Ischia: Beim Aufeinandertreffen von Personen, die sich nicht am gleichen Ort befinden, wird sehr viel Nutzen entstehen. Aber wären virtuelle Meetingräume mit Hologrammen ein Mehrwert? Ich glaube es nicht, um ehrlich zu sein. Es gibt jedoch Fälle, wo das ein Mehrwert sein könnte, etwa in der Freizeitindustrie: mit drei Freunden am Nachmittag einfach mal eine virtuelle Reise unternehmen. Normalerweise werden Dinge und Techniken angenommen, die gut funktionieren. Aber wenn wir uns alle VR-Brillen aufsetzen müssen für die Kommunikation, die wir gerade führen, da hätten wir alle nichts davon.
Computerworld: Glauben Sie, dass eine grosse Zahl von Menschen noch mehr Zeit mit Technologie im Arbeitsumfeld verbringen möchte?
Ischia: Das ist eine Frage des Anwendungsbereichs.
Computerworld: Besteht für das Metaverse und somit auch für Meta Work die Chance auf offene Standards? Für Facebook/Meta sind ja die Daten der zentrale Aspekt des Geschäftsmodells. Oder steuern wir auf ein Microsoft-Metaverse, ein Apple-Metaverse und ein Meta-Metaverse zu?

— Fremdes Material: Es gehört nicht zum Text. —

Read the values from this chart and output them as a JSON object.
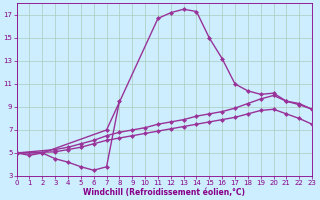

Ischia: Ich würde wieder den Internetvergleich bemühen. Es wird jetzt ein Rennen geben, in dem viele versuchen, die Nase vorn zu haben und ihren eigenen Technologie-Stack zu definieren. Am Ende des Tages, wenn das Thema die Verbreitung bekommen wird, die man ihm derzeit zutraut, muss es zwangsläufig interoperable Systeme geben. Ich habe mir 1994 einen Apple-Computer gekauft, um meine Diplom­arbeit zu schreiben. Das Ding war völlig inkompatibel. Ich konnte nicht einmal Word von Apple mit Word von Microsoft austauschen. Das läuft heute komplett anders. Im Metaverse werden sicherlich Standard-Schnittstellen geschaffen werden.

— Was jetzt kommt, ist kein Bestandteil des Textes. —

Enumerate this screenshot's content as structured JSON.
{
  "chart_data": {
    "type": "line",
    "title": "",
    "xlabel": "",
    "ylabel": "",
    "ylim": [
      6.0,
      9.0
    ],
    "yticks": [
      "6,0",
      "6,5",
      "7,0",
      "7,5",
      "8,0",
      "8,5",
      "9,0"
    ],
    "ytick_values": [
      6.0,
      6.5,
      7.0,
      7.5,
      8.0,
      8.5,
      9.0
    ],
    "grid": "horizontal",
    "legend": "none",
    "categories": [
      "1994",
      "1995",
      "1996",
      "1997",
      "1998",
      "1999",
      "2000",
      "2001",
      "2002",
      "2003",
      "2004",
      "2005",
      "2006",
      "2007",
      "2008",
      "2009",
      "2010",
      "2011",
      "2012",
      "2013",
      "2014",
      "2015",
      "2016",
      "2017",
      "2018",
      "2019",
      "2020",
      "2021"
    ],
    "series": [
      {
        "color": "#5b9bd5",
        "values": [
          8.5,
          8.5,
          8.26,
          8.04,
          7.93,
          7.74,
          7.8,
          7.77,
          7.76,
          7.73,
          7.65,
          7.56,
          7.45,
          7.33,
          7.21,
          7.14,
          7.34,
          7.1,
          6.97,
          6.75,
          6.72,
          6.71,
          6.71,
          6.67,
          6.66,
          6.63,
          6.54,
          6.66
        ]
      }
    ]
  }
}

“Das Metaverse wird nicht wie Kanonenschläge auf uns einprasseln.„
Walter Ischia
Computerworld: Wie sind die Metaverse-Token einzuschätzen, mit denen sich etwa virtuelle Immobilien erwerben lassen?
Ischia: Wenn sich die Vision erfüllt, dass wir uns sehr viel in virtuellen Räumen bewegen werden, dann wird es wie bei den Spielen In-App-Käufe geben. Ich bin im Metaverse unterwegs und möchte einen Service freischalten. Dann halte ich es für nicht unwahrscheinlich, dass man Kryptowährungen dafür einsetzt. Das hat Potenzial.

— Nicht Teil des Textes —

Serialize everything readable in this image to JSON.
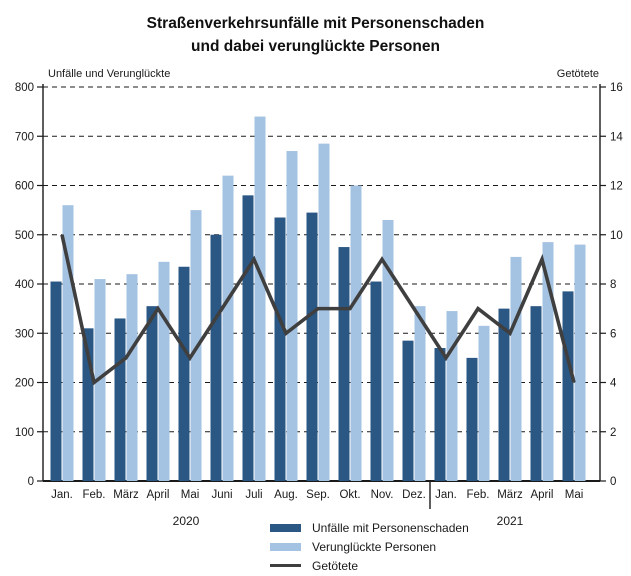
{
  "title": {
    "line1": "Straßenverkehrsunfälle mit Personenschaden",
    "line2": "und dabei verunglückte Personen"
  },
  "chart_data": {
    "type": "combo-bar-line",
    "categories": [
      "Jan.",
      "Feb.",
      "März",
      "April",
      "Mai",
      "Juni",
      "Juli",
      "Aug.",
      "Sep.",
      "Okt.",
      "Nov.",
      "Dez.",
      "Jan.",
      "Feb.",
      "März",
      "April",
      "Mai"
    ],
    "year_groups": [
      {
        "label": "2020",
        "from": 0,
        "to": 11
      },
      {
        "label": "2021",
        "from": 12,
        "to": 16
      }
    ],
    "left_axis": {
      "title": "Unfälle und Verunglückte",
      "min": 0,
      "max": 800,
      "step": 100
    },
    "right_axis": {
      "title": "Getötete",
      "min": 0,
      "max": 16,
      "step": 2
    },
    "grid": "horizontal-dashed",
    "legend_position": "bottom-center",
    "colors": {
      "axis": "#1a1a1a",
      "grid": "#1a1a1a",
      "text": "#1a1a1a"
    },
    "series": [
      {
        "name": "Unfälle mit Personenschaden",
        "type": "bar",
        "axis": "left",
        "color": "#2a5783",
        "values": [
          405,
          310,
          330,
          355,
          435,
          500,
          580,
          535,
          545,
          475,
          405,
          285,
          270,
          250,
          350,
          355,
          385
        ]
      },
      {
        "name": "Verunglückte Personen",
        "type": "bar",
        "axis": "left",
        "color": "#a4c2e1",
        "values": [
          560,
          410,
          420,
          445,
          550,
          620,
          740,
          670,
          685,
          600,
          530,
          355,
          345,
          315,
          455,
          485,
          480
        ]
      },
      {
        "name": "Getötete",
        "type": "line",
        "axis": "right",
        "color": "#3f3f3f",
        "values": [
          10,
          4,
          5,
          7,
          5,
          7,
          9,
          6,
          7,
          7,
          9,
          7,
          5,
          7,
          6,
          9,
          4
        ]
      }
    ]
  }
}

Computerworld: In Sachen Datenschutz wäre das Metaverse der GAU, oder?
Ischia: So ähnlich wie beim Internet wird man irgendwann, nachdem man es bereits 15 Jahre genutzt hat, drauf kommen, dass man vielleicht auch über den Datenschutz nachdenken muss. Da geht es auch um digitale Identitäten. Was passiert, wenn mein Avatar kriminelle Dinge tut? Was passiert, wenn mein Avatar übernommen wird? Das Metaverse wird auch völlig neue Anforderungen in Sachen Security mit sich bringen. Aber ich glaube nicht, dass das Metaverse wie Kanonenschläge auf uns einprasseln wird, sondern wir haben viel Zeit, uns all das gründlich zu überlegen.
Computerworld: Reichen die heutigen Rechnerleistungen überhaupt aus, um ein Metaverse zu generieren und Meta Work zu ermöglichen?
Ischia: Im technologischen Bereich muss noch einiges passieren, damit die immersiven Technologien einen Siegeszug erleben. Das wird enorme Kapazitäten benötigen. Wir kommen aus der Applikationswelt, da kann man ganz gut sehen, wohin die Entwicklung geht. Aber was auf der Infrastrukturseite in den nächsten zehn bis 20 Jahren passieren wird, das ist sehr vage und schwer vorherzusagen.